GIS students capture 360° photos of Cedar Valley trails, event centers and the UNI campus for the world to view and virtually engage.
At UNI, Geography and Geographic Information Sciences (GIS) majors have a unique opportunity for real world experience. Using cutting-edge technology, students have been able to aid in the updates of mapping and capturing photos for local attractions and the university to use to develop interactive digital virtual resources.
John DeGroote, instructor of geography and director of the GeoInformatics Training Research Education and Extension (GeoTREE) Center, leads his students through working with these high-tech programs and gadgets.
One of the programs DeGroote explores in his class is Google Earth Studio. Earth Studio, according to Google, is a “web-based animation tool for Google Earth imagery.” Students are taught how to utilize Earth studio and the software behind it.
In one of DeGroote’s classes this past year, each student was assigned to work with one of the three community partners: Experience Waterloo, Cedar Falls Tourism & Visitors Bureau and Hartman Reserve Nature Center.

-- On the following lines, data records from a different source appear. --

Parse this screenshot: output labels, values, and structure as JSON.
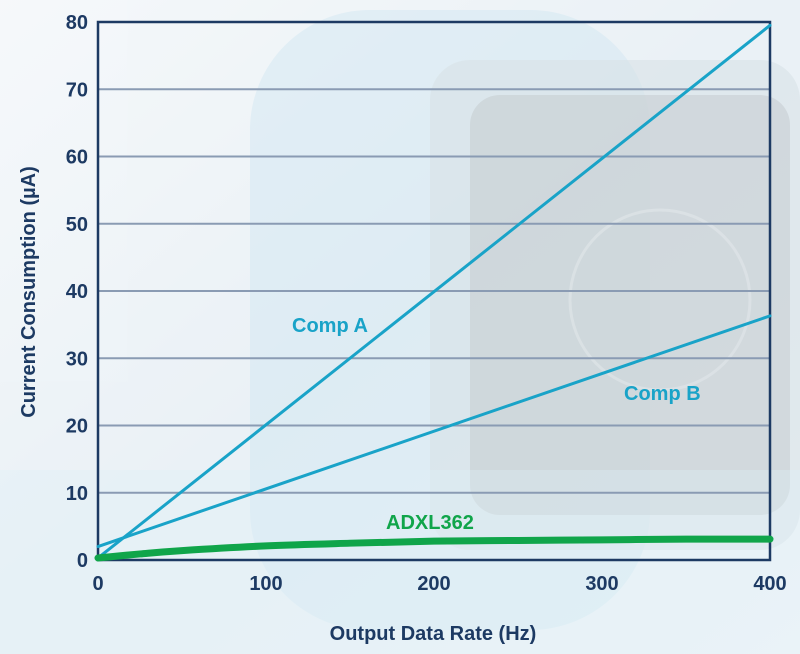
{
  "chart_data": {
    "type": "line",
    "title": "",
    "xlabel": "Output Data Rate (Hz)",
    "ylabel": "Current Consumption (µA)",
    "xlim": [
      0,
      400
    ],
    "ylim": [
      0,
      80
    ],
    "xticks": [
      0,
      100,
      200,
      300,
      400
    ],
    "yticks": [
      0,
      10,
      20,
      30,
      40,
      50,
      60,
      70,
      80
    ],
    "grid": "horizontal",
    "legend": "inline labels",
    "series": [
      {
        "name": "Comp A",
        "color": "#19a3c8",
        "x": [
          0,
          400
        ],
        "y": [
          0.3,
          79.5
        ]
      },
      {
        "name": "Comp B",
        "color": "#19a3c8",
        "x": [
          0,
          400
        ],
        "y": [
          2.0,
          36.3
        ]
      },
      {
        "name": "ADXL362",
        "color": "#10a54a",
        "x": [
          0,
          25,
          50,
          100,
          150,
          200,
          250,
          300,
          350,
          400
        ],
        "y": [
          0.3,
          0.9,
          1.4,
          2.1,
          2.5,
          2.8,
          2.9,
          3.0,
          3.1,
          3.1
        ]
      }
    ]
  },
  "colors": {
    "axis": "#1d3a63",
    "grid": "#8a9bb3",
    "text": "#1d3a63",
    "background_tint": "#dbe8f1"
  }
}
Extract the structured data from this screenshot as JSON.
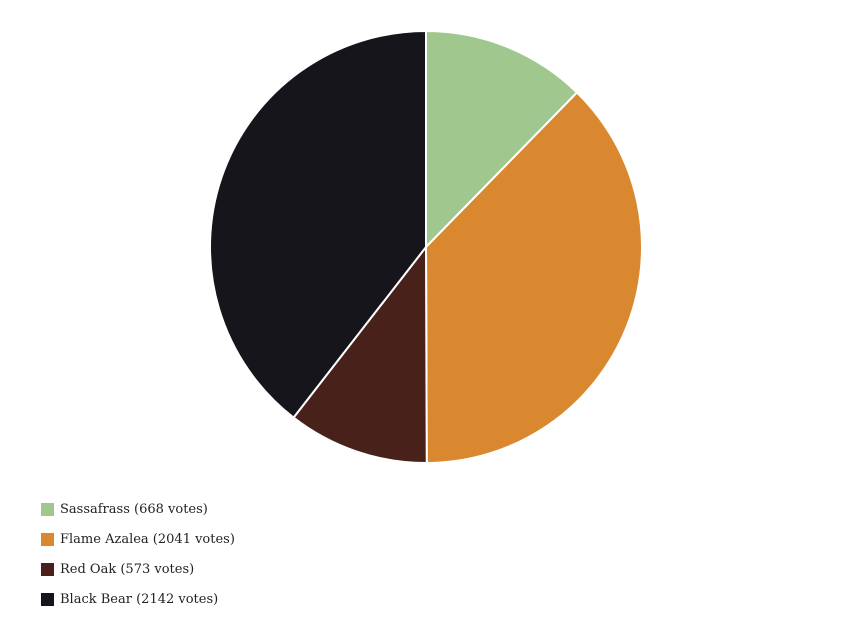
{
  "chart_data": {
    "type": "pie",
    "title": "",
    "categories": [
      "Sassafrass",
      "Flame Azalea",
      "Red Oak",
      "Black Bear"
    ],
    "values": [
      668,
      2041,
      573,
      2142
    ],
    "colors": [
      "#a0c78d",
      "#d98830",
      "#48221a",
      "#15151b"
    ],
    "legend_labels": [
      "Sassafrass (668 votes)",
      "Flame Azalea (2041 votes)",
      "Red Oak (573 votes)",
      "Black Bear (2142 votes)"
    ],
    "legend_position": "bottom-left"
  }
}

Each organization had specific wants and needs. For example, for Cedar Falls Tourism, one of the initiatives was to capture 360° imagery of the event centers around Cedar Falls. The goal was to display how approachable Cedar Falls is compared to how it might appear on any other given map. The students in his class and who work with the GeoTREE Center utilized the University’s 360° camera. Using this camera, they captured 360° images of specific event centers around Cedar Falls and the UNI campus.
Campbell Hoffman, a summer 2021 GIS graduate who has worked with GeoTREE for the past year, was capturing 360° images of the Gallagher Bluedorn Performing Arts Center (GBPAC) when we caught up with him in Mid-May. The 360° camera Hoffman works with stands on a large tripod with about six different lenses.
He took the time to explain that in order to get a full, comprehensive photo of the building that is user-friendly for Google Street View, you have to move the camera about 15 feet per photo. The camera is connected to the user’s phone. That way, if possible, you can hide behind a corner to take the photo. However, if you’re outside taking photos on a bike trail, things may get a little more complicated; i.e., hiding underneath the camera and/or cropping yourself out of the photo during the editing process. Once the photos are edited and approved, they are uploaded to Google Street View for the public to use.
Over 7,000 photos have been produced and published by UNI students onto Google Street View. Photos of UNI’s campus, local trails, state parks, etc., now have over three million views since publication.
“It’s a great way for students to do some real world work," said Hoffman. "It’s a paid experience and a job that’s flexible during the school year and in the summer. It’s fun, gets you to places around town and outside.”
With a strongly in-demand workforce and the ever-growing use of technology, the world of geography and GIS has never been more vital and beneficial to our everyday lives.
Students like Hoffman, and professors like DeGroote, are able to share their skills using this cutting-edge technology that will benefit anyone who passes through any small town or big city.